Rindu Dimurthala
Sepak bola Aceh tak hanya soal bakat dan gairah anak muda di lapangan kampung, tetapi juga tentang mereka yang membangun fondasi sejarahnya. Salah satu nama yang tak boleh dilupakan dalam mozaik kejayaan itu adalah H. Dimurthala.
HUJAN mengguyur Lampineung di ujung pekan. Sebuah stadion berdiri di sana. Lapangan itu cukup punya nama dalam sejarah sepak bola Aceh: Stadion H. Dimurthala. Dari situlah, nama Aceh pernah menggema ke penjuru Nusantara.
Kini, stadion itu lebih banyak diam. Meski tak sampai menjadi bangunan terbengkalai, aura magisnya memudar. Tak terdengar lagi teriakan “lantak laju!” yang dahulu membahana, tertelan riuh hujan dan waktu.
Padahal dua bulan lagi, lapangan itu harus siap. Kompetisi Divisi Utama Liga Indonesia menanti, tepatnya 19 Februari 2015. Tapi roda Persiraja kini seperti kehilangan taring.

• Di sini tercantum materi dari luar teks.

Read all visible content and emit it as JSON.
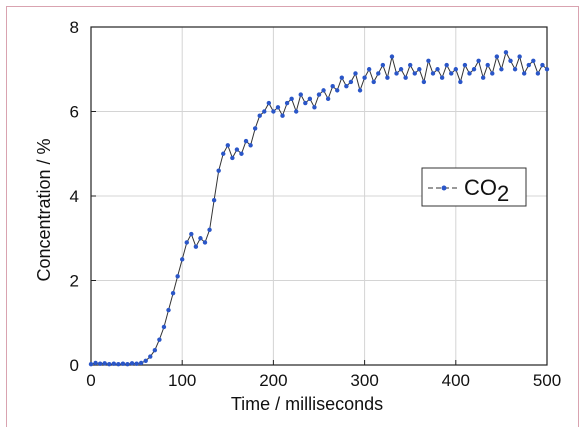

Seakan ajal tinggal menunggu waktu.
“Kalau kondisinya begini, sulit menyelamatkan Persiraja,” keluh Asri Soelaiman, mantan pejabat Dinas Pemuda dan Olahraga Aceh, yang sejak Agustus lalu menjabat Ketua Umum Persiraja Banda Aceh.
Keluhan Asri beralasan. Memimpin klub bersejarah ini seperti menggenggam bara. Sebelum dia, tak ada tokoh yang berani ambil risiko. Masalah klasik: keuangan. “Hana peng — tak ada duit,” kata mereka.
Pemerintah Kota Banda Aceh pun enggan campur tangan. Meski masih tercatat sebagai “pemilik” sah, aturan melarang dana pemerintah digunakan untuk klub profesional. Maka amanlah wajah para pejabat dari kemarahan pecinta bola.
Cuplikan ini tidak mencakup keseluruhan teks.